Dmitry An

Personal information
- Full name: Dmitry Ivanovich An
- Date of birth: 2 May 1939 (age 85)
- Place of birth: Uzbek Soviet Socialist Republic
- Date of death: 20 May 2018 (aged 79)
- Place of death: Uzbekistan
- Position(s): forward

Senior career*
- Years: Team / Apps / (Gls)
- 1962–1963: Pakhtakor / 2 / (0)
- 1964–1969: Dustlik / 183 / (32)

= Dmitry An =

Uzbekistani footballer)

Dmitry Ivanovich An (Дмитрий Ан; 2 May 1939 – 20 May 2018) was an Uzbekistani footballer.

==Life and career==

An was born on 2 May 1939 in the Uzbek Soviet Socialist Republic. He grew up in the Tashkent Region, Uzbekistan. As a youth player, An joined the youth academy of Uzbekistani side Pakhtakor. He became the first ethnic Korean player to graduate from their youth academy. He started his senior career with Uzbekistani side Pakhtakor. He became the first ethnic Korean player to play in the Soviet top flight. In 1964, he signed for Uzbekistani side Dustlik before retiring from professional football.
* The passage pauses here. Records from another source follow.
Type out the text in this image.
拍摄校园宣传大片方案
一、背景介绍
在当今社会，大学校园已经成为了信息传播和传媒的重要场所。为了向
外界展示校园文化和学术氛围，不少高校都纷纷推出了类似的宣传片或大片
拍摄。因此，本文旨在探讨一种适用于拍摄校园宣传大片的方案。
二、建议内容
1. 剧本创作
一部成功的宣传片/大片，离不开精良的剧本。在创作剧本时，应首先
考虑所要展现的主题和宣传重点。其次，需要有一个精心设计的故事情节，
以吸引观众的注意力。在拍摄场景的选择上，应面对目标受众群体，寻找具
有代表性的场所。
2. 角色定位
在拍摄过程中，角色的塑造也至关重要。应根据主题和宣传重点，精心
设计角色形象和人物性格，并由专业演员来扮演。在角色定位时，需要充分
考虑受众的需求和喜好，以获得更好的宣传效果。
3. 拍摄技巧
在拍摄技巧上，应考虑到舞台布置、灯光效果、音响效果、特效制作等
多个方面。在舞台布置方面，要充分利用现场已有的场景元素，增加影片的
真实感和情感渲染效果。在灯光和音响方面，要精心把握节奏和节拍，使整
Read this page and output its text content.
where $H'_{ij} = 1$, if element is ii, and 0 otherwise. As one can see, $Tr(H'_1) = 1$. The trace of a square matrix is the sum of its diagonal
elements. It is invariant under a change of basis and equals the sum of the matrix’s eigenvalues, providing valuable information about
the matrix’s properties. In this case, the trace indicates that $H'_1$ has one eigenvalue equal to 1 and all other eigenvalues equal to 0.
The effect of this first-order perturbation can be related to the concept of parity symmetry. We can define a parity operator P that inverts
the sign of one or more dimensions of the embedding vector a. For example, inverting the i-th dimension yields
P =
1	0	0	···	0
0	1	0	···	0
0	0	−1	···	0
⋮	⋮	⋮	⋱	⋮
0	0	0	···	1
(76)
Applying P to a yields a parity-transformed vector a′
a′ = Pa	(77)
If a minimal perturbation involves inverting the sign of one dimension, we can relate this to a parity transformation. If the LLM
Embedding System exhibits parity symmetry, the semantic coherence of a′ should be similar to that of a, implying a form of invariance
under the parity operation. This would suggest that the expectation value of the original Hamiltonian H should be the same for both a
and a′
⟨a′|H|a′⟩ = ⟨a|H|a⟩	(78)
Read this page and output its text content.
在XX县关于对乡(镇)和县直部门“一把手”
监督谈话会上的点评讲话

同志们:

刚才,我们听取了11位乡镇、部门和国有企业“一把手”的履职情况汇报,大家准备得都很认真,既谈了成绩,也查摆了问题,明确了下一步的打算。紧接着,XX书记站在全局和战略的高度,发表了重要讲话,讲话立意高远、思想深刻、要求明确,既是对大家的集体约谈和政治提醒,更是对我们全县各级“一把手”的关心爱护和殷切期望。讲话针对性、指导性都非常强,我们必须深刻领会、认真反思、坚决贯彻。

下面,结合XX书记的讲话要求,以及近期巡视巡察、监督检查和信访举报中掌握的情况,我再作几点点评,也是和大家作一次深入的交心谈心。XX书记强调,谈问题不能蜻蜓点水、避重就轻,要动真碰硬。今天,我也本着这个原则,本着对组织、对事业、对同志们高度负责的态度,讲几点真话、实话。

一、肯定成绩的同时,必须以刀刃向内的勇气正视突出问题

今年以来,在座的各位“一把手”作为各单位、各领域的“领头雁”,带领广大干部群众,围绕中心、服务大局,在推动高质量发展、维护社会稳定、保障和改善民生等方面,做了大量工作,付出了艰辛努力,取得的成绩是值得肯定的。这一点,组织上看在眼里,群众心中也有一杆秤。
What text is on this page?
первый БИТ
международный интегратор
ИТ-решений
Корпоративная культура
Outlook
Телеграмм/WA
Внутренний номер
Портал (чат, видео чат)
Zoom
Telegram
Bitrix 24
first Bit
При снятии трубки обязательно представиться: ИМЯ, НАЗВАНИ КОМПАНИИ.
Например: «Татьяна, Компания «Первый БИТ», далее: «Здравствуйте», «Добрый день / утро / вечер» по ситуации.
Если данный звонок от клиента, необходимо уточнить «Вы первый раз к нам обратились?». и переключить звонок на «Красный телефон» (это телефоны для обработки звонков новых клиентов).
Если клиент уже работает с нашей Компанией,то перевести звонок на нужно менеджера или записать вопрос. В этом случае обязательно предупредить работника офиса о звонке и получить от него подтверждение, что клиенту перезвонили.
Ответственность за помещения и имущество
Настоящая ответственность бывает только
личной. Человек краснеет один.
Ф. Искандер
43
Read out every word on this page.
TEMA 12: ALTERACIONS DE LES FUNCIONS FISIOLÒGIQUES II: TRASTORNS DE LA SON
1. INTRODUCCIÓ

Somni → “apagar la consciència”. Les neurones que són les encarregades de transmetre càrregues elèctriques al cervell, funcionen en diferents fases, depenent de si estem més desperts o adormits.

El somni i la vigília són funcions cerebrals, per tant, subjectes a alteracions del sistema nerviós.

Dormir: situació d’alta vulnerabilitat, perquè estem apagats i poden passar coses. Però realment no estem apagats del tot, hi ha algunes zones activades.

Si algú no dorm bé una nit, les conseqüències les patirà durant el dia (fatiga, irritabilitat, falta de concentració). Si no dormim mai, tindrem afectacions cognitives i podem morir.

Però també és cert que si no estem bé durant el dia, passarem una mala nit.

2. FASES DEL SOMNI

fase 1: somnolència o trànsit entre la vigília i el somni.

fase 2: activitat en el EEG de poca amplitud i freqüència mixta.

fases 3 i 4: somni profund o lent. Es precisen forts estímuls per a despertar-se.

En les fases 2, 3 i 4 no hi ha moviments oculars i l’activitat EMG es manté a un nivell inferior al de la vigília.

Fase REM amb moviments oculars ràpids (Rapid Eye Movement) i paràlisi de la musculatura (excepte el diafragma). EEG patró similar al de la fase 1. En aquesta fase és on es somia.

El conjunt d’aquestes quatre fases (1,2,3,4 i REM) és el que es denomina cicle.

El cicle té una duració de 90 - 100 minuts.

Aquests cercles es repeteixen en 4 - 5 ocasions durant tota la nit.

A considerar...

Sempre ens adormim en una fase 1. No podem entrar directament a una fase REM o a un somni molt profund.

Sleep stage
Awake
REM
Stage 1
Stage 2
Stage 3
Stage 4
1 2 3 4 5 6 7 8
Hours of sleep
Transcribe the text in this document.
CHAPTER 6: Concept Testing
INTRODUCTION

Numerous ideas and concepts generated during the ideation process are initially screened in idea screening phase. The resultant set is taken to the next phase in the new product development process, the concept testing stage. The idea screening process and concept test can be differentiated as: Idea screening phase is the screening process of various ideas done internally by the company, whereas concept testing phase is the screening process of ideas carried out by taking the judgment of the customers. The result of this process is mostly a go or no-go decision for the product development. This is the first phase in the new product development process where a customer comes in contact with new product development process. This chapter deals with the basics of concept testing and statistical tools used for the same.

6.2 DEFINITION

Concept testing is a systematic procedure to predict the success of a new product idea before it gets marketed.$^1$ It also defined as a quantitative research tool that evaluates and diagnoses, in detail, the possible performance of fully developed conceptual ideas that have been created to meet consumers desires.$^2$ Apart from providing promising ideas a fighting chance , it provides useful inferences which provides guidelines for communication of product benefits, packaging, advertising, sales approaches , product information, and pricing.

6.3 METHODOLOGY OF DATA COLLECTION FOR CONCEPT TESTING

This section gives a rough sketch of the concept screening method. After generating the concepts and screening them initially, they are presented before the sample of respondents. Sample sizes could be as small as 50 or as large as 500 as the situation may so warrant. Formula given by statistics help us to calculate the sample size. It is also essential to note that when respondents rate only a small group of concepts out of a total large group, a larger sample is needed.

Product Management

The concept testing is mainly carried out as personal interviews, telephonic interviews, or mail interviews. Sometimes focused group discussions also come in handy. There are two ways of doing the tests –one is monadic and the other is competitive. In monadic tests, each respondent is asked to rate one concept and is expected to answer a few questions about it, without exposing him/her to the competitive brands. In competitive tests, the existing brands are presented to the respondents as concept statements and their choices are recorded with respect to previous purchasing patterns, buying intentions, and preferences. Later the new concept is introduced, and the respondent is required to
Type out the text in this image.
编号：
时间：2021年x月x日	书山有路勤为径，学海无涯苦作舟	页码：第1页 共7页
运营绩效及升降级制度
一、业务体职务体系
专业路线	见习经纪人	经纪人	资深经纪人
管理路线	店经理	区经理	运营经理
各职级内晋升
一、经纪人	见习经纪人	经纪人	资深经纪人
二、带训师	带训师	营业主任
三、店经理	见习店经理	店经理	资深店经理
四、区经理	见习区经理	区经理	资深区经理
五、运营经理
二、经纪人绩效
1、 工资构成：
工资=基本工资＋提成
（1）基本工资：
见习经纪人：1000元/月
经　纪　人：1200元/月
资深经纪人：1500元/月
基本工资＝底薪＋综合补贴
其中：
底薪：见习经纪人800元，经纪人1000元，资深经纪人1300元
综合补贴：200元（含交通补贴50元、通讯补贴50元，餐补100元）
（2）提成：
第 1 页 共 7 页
An mainly operated as a forward. He was known for his heading ability. He was described as "considered the best scorer of high balls in the All-Union Championship".

He obtained a USSR Master of Sport certification. He died on 20 May 2018 in Uzbekistan. An was of Korean descent. He was the brother of Soviet Union international Mikhail An.